L'Agence Spatiale Européenne vient de sélectionner les deux prochaines missions de taille moyenne (dites Missions M) dans le cadre de son programme de l'exploration de l'univers "Cosmic Vision" pour les prochaines décennies.
Les missions "Solar Orbiter" (Etude du Soleil) et "Euclid" (Etude de l'univers sombre), qui devraient être lancées en 2017 et 2019, sont sorties gagnantes parmi 52 autres propositions d'un long et difficile processus de sélection initié en 2007. Les scientifiques du CEA sont largement associés aux objectifs scientifiques de ces deux missions mais également à la construction des différents instruments qui équiperont ces deux futurs satellites européens. La sélection finale des missions Solar Orbiter et Euclid fait l'objet d'un communiqué de presse CNES-CEA-CNRS du 4 octobre 2011.
La mission Euclid fait suite au projet "DUNE" initialement proposé en 2005 par un consortium de laboratoires européens coordonnés par le Service d'Astrophysique du CEA-Irfu dont le but était d'établir pour la première fois la carte de la matière noire de l'univers.
Le projet initial a été repris dans le cadre de l'appel à propositions lancé par l'Agence Spatiale Européenne en 2007 pour la sélection d'expériences spatiales pour la décennie 2015-2025. Après une première sélection en 2007 pour une étude de faisabilité, la définition des instruments a été établie en octobre 2010 et le dossier complet de définition remis à l'ESA en juillet 2011 pour aboutir finalement à une sélection définitive le 4 octobre 2011, illustrant la très longue et complexe gestation d'une mission scientifique spatiale.
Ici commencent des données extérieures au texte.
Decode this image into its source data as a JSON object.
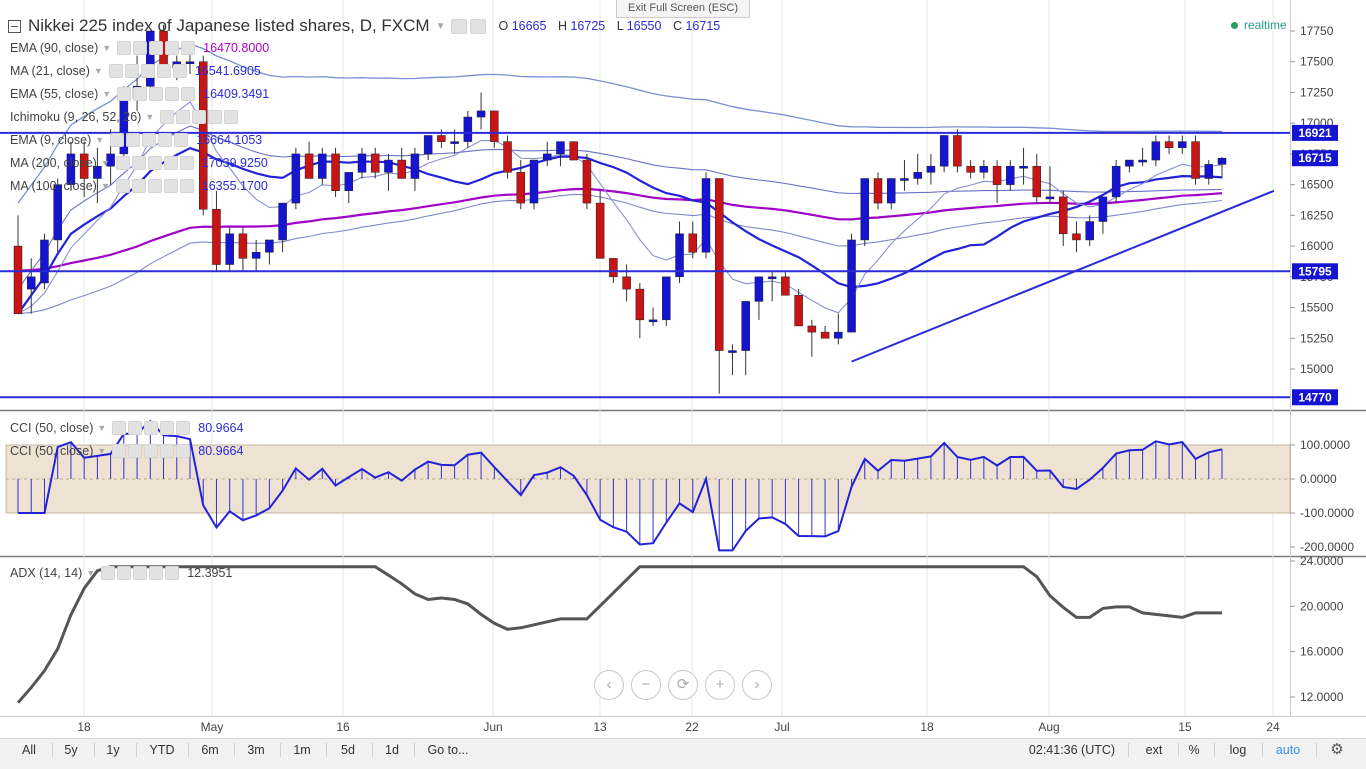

Un large groupe de chercheurs et d'ingénieurs, regroupant plus de 800 membres répartis dans 107 laboratoires issus de 12 pays européens, constitue aujourd'hui le consortium Euclid coordonné par Yannick Mellier de l'Institut d'Astrophysique de Paris.
La mission Euclid a pour objectif de cartographier l'univers jusqu'à une profondeur de 10 milliards d'années couvrant ainsi la période où l'expansion de l'univers a commencé à s'accélérer. Cette accélération de l'expansion, découverte en 1998 et dont les découvreurs viennent d’obtenir le prix Nobel de Physique 2011, est pour l'instant attribuée à l'existence d'une énergie noire, hypothétique nouvelle composante de l'univers, dont la nature est encore inconnue. Par ailleurs, la mission sera aussi capable de détecter la présence de matière noire qui semble plus de dix fois plus abondante que la matière ordinaire. L'objectif des scientifiques est ainsi de dresser pour la première fois l'inventaire de ces deux composantes invisibles de l'univers.
Le satellite sera équipé d'un télescope de 1,2 mètres de diamètre mais possédant un très large champ de vue de 0,54 degrés-carrés, soit plus de deux fois la surface solaire. Il sera muni d'une caméra visible (VIS) et d'un spectro-imageur infrarouge (NISP). Cette vision large lui permettra de cartographier un grand nombre de galaxies lointaines tout en déterminant leurs distances. C'est l'analyse de la déformation des images de galaxies causée par la présence de la matière noire qui lui permettra de dresser une carte précise de la répartition de cette matière autrement invisible. La détermination de la distances des galaxies et la comparaison de ces déformations avec la distance permettra de mesurer le taux d'expansion de l'univers.
La mission, dont le cout est estimé à environ un milliard d'euros, devrait couvrir tout le ciel (à l'exception du plan de notre galaxie) soit plus de 15 000 degrés-carrés en moins de 6 ans avec une précision et une stabilité d'image inégalées. Les données accumulées sur les galaxies de l'univers constitueront une importante base de données pour les astronomes qui sera exploitée par un centre de données au sol. La mise en orbite par un lanceur Soyouz depuis la base de Kourou (Guyane) est prévu pour la fin 2019. Le satellite sera placé au point de Lagrange L2, à 1.5 millions de kilomètres de la Terre.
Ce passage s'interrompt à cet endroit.